The mechanical properties of the fluorophosphate glass and bioconversion rate of the fluorophosphate glasses were studied by doping it with various concentrations of metal oxides (silver, titanium, zirconium, zinc, strontium, magnesium). The following characteristics were done for all the combinations.

  • Density of the prepared fluorophosphate glass samples were obtained using Archimede’s principle.
  • Elastic moduli of all the prepared glass samples were calculated by longitudinal and shear ultrasonic velocity measurements using ultrasonic process control system (model FUII050; Fallon Ultrasonics Inc. Ltd., Ontario, Canada), with a 100 MHz digital storage oscilloscope (model 54600B; Hewlett Packard, Palo Alto, California, U.S.A.) by adopting pulse echo method.

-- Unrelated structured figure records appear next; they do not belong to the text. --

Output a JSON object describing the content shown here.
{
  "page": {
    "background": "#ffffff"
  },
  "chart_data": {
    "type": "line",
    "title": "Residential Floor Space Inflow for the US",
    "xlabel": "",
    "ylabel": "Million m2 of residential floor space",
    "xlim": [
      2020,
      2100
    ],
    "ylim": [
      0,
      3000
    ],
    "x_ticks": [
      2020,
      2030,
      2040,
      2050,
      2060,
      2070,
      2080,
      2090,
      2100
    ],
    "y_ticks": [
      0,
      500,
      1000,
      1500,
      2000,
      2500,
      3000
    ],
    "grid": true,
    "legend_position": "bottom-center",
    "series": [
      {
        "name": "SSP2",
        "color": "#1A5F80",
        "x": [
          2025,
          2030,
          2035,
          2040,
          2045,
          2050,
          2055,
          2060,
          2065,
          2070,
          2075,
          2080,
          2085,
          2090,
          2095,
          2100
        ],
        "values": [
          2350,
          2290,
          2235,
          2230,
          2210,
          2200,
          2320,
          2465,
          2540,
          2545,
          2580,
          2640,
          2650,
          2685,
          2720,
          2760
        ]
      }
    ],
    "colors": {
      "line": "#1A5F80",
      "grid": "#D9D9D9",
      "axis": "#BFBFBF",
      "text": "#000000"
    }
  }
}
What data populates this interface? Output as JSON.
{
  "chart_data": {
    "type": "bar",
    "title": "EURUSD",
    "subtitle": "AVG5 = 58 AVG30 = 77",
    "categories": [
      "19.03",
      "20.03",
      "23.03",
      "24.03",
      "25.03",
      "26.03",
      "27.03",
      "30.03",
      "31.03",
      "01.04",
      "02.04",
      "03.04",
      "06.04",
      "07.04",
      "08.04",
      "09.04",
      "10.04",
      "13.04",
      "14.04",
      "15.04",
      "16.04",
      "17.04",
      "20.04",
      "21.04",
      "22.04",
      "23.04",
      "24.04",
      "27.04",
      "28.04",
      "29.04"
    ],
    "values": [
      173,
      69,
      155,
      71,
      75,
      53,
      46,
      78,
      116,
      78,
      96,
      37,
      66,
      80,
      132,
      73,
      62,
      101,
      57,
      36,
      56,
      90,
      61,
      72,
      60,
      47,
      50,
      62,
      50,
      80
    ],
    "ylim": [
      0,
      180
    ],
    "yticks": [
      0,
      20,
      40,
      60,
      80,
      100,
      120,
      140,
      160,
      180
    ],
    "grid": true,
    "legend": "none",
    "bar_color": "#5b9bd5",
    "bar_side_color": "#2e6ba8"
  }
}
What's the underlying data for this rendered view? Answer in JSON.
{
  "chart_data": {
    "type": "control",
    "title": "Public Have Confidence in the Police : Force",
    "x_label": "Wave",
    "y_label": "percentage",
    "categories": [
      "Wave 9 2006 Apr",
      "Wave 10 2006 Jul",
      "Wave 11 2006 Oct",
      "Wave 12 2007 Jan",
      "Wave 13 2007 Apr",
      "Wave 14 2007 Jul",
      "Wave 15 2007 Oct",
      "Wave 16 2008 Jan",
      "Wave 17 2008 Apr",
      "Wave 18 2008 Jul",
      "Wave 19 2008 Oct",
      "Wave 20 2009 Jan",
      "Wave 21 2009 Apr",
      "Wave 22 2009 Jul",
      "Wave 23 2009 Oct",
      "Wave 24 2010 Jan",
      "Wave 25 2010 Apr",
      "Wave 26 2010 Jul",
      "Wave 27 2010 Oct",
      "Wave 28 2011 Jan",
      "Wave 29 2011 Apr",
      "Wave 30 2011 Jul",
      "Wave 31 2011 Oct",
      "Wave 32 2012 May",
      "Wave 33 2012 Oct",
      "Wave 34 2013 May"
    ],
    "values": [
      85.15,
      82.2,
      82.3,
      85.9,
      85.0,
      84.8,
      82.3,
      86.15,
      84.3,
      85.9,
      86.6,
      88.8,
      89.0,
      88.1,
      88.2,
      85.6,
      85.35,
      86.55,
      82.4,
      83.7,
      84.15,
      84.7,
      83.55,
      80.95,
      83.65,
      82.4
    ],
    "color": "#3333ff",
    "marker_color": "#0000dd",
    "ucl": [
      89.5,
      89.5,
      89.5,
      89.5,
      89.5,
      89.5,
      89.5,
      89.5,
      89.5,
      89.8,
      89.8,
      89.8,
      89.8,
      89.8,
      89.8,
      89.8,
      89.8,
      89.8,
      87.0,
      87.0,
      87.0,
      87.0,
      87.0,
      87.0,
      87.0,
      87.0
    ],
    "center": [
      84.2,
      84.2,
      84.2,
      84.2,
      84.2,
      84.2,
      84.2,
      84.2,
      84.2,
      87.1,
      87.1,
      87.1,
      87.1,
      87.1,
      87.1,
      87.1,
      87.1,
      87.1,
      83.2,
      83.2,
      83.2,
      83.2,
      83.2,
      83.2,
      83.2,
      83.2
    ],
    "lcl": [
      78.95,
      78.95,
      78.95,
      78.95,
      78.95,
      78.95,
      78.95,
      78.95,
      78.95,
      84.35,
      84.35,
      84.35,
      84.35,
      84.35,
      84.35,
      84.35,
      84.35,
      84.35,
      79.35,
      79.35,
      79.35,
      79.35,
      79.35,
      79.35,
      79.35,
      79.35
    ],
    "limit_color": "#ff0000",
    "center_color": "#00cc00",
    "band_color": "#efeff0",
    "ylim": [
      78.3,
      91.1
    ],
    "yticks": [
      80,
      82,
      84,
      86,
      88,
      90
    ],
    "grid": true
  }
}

  • XRD pattern were obtained for each glass sample using X-ray diffractometer (PW 1700; Philips, Eindhoven, The Netherlands) to confirm the amorphous nature of prepared glasses and the existence of HAP layer on the surface of glass samples after in vitro studies.
  • Energy dispersive spectroscopy (model: X-mas 50mm2 Oxford Abingdon, England) was used to determine the experimental composition of prepared glass samples.
  • X-ray photoelectron spectrometer (model Kratos; Ultra Axis, Manchester, UK) with Al and Mg Kα dual source operating at 210W was used to conduct XPS studies.
  • The SBF solution was prepared in the laboratory using the method formulated by Kokubo et al. In vitro studies for all the prepared glass samples were done by soaking in SBF solution for 21 days in a CO2 incubator (model Heracell; Heraeus, Hanau, Germany). pH variations in the SBF solution were noted for all 21 days using a pH meter (model 5 Star; Thermo Orion, USA).
  • The scanning electron microscope (model 514A; Zeiss, Oberkochen, Germany) was used to analyse the surface morphology of all glass samples.
  • Fourier transform infrared spectra were recorded to find the functional groups in all the glass samples using FTIR spectrometer (model 8700; Shimadzu, Tokyo, Japan).